Credit Card Debt Repayment
Credit card forbearance may have been the reprieve you needed during a difficult time, but it is only a temporary one. Although you haven’t been making payments toward your credit debt, interest has still been accruing. And, if you were, and still are, using your card, so has your balance. This could mean you’re in more credit card debt than you were before. If you can’t begin making payments when forbearance ends, the credit lender may mark you as delinquent, which can negatively affect your credit score. While there are various techniques for repayment you can apply, it also might be time to look into a debt management plan.

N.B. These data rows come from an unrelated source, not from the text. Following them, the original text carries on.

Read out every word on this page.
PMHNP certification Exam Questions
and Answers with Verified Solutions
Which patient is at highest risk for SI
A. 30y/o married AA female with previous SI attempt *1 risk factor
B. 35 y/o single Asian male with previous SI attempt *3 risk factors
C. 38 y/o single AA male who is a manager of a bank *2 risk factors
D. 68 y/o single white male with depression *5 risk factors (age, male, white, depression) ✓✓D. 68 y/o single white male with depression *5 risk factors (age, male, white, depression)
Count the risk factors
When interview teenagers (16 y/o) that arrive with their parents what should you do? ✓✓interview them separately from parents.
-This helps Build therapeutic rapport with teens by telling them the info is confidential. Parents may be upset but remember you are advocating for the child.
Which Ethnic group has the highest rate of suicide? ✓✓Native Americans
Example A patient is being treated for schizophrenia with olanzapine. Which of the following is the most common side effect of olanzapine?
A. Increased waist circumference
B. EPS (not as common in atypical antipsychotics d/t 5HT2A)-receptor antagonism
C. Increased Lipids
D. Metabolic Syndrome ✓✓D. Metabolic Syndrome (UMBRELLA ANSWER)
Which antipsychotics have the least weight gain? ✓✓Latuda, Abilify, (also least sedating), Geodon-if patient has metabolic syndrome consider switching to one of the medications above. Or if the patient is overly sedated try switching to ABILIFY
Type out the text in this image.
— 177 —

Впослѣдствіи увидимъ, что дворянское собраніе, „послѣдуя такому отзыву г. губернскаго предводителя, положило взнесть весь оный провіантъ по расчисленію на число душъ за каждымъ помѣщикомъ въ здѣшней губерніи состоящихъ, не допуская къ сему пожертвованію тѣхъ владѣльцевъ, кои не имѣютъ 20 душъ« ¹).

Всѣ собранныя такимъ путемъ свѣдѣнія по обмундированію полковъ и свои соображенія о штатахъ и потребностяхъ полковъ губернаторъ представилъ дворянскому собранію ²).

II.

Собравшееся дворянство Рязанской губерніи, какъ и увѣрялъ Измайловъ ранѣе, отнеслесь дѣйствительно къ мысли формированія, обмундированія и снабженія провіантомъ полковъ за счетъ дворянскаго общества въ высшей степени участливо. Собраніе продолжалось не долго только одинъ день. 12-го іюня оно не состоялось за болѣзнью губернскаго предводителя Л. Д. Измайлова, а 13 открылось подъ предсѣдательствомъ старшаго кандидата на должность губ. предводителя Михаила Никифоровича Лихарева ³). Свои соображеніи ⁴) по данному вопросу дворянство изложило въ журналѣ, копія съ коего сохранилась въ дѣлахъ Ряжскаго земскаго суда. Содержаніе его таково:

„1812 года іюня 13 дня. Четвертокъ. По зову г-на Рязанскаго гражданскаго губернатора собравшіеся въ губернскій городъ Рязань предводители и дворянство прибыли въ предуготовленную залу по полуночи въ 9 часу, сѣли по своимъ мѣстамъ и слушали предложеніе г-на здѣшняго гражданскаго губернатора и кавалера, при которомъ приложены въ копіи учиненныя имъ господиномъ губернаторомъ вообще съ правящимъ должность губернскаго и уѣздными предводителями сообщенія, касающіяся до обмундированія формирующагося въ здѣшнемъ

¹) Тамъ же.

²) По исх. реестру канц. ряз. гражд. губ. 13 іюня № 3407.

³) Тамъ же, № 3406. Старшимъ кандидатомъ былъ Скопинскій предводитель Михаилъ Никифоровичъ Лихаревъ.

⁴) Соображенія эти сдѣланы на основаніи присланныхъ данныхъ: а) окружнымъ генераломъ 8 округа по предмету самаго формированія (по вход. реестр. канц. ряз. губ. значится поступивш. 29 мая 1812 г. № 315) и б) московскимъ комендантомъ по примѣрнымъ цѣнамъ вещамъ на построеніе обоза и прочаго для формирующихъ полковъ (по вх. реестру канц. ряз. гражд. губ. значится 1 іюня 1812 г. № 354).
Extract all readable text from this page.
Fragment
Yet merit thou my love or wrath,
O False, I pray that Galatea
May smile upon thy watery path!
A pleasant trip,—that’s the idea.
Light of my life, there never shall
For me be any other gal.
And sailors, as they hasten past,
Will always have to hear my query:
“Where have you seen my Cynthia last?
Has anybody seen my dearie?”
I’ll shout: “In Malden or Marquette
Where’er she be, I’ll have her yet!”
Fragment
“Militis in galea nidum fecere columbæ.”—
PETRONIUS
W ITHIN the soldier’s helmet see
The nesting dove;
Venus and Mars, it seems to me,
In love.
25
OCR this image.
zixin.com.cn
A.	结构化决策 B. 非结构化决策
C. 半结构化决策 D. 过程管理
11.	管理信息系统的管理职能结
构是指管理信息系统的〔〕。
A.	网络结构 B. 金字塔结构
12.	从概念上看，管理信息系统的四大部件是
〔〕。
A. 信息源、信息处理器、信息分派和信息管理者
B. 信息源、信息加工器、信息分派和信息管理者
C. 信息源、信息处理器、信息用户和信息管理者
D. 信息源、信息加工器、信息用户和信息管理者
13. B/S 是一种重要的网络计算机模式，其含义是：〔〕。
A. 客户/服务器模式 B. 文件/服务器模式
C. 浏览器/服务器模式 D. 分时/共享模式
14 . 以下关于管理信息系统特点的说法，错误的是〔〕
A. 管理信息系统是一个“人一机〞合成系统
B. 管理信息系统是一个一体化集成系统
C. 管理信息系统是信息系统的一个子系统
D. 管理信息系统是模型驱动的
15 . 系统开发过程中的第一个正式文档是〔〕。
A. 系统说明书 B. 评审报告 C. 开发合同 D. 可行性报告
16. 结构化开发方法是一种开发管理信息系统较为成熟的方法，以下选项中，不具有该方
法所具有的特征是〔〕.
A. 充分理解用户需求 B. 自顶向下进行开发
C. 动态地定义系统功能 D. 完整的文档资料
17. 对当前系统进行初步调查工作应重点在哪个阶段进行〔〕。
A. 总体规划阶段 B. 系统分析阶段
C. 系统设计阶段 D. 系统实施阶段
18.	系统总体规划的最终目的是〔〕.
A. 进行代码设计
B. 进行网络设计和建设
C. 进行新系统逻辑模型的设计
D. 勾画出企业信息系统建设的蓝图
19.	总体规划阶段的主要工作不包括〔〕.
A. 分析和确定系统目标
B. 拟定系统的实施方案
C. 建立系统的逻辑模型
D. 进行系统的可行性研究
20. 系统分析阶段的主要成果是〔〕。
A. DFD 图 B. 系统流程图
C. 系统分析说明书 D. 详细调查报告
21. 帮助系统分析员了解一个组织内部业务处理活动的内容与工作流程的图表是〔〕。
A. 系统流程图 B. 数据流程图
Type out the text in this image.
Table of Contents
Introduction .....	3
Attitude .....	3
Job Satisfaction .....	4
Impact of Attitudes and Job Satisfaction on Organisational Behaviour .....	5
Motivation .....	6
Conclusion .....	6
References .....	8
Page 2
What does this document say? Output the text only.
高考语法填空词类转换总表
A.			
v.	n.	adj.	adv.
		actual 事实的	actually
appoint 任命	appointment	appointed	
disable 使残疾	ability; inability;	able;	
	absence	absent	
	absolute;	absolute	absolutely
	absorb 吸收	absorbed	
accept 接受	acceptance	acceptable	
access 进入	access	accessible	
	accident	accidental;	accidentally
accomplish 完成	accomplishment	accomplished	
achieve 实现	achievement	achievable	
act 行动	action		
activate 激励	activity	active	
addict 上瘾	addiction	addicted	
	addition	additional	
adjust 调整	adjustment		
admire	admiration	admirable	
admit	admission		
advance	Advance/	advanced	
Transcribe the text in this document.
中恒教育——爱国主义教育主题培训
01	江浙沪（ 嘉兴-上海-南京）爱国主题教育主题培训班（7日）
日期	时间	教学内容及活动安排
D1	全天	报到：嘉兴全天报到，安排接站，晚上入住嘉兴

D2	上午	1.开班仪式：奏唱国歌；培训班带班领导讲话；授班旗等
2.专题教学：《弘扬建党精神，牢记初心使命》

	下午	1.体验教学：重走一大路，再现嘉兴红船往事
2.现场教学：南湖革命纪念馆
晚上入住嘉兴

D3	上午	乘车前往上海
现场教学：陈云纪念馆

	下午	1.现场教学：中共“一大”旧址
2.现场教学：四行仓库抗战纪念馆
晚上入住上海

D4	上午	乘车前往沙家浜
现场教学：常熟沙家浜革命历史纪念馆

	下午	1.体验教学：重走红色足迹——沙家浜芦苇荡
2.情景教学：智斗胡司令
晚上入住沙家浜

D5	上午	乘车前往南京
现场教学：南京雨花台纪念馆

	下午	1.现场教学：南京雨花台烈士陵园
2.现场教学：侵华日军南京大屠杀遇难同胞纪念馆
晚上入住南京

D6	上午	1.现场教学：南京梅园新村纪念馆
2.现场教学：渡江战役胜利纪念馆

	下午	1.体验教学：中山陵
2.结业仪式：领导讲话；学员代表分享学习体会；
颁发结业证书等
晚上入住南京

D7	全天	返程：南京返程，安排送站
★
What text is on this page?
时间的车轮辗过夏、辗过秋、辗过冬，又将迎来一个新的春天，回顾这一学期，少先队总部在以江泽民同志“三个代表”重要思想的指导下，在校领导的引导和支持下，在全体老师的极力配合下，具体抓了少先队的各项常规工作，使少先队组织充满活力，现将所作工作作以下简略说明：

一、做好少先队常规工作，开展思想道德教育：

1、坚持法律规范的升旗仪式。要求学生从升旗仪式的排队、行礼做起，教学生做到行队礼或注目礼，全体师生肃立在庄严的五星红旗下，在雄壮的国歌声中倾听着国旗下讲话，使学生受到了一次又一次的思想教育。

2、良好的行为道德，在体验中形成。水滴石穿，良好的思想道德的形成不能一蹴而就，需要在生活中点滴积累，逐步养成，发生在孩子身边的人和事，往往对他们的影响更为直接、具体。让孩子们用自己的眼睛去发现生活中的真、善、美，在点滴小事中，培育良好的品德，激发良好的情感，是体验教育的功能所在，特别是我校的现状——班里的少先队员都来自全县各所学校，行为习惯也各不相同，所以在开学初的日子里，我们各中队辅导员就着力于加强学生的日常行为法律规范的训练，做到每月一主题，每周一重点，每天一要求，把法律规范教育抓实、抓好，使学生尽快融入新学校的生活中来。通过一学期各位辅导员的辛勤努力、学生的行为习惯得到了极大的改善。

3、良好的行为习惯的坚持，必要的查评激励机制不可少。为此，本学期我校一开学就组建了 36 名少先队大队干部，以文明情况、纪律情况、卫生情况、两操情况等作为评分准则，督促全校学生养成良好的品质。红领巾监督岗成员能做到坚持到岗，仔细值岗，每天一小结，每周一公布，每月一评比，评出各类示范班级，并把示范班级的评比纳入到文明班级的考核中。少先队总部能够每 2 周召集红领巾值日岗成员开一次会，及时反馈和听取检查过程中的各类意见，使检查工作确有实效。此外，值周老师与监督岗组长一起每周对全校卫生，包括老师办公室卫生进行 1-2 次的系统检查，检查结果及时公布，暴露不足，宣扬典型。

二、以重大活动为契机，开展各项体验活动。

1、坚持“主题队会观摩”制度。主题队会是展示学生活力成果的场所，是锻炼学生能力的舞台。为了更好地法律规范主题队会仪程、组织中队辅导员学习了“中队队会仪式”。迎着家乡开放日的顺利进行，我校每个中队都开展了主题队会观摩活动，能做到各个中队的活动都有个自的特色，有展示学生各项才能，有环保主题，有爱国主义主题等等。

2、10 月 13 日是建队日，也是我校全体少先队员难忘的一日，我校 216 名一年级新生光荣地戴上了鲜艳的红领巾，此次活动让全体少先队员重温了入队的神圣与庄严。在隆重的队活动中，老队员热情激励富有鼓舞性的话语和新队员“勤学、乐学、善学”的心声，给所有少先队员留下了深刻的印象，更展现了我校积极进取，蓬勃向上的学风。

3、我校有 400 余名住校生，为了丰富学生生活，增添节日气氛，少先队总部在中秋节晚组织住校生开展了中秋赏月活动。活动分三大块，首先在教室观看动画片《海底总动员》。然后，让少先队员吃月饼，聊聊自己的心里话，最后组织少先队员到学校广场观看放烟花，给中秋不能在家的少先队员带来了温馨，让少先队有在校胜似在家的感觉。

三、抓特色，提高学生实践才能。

Credit counselors will work with you and your credit card companies to consolidate your debt, lower your interest rate, and create a monthly payment that is affordable and customized to your specific situation.
A debt management plan isn’t a solution for mortgage payment issues or other secured loans, but for unsecured loans like credit cards and student loans, it can be the way you regain your financial health. Whether the forbearance helped you come out of financial hardships, or you’re still struggling, having a plan of action for when the forbearance ends will keep you from losing ground, giving you the means to become more economically stable.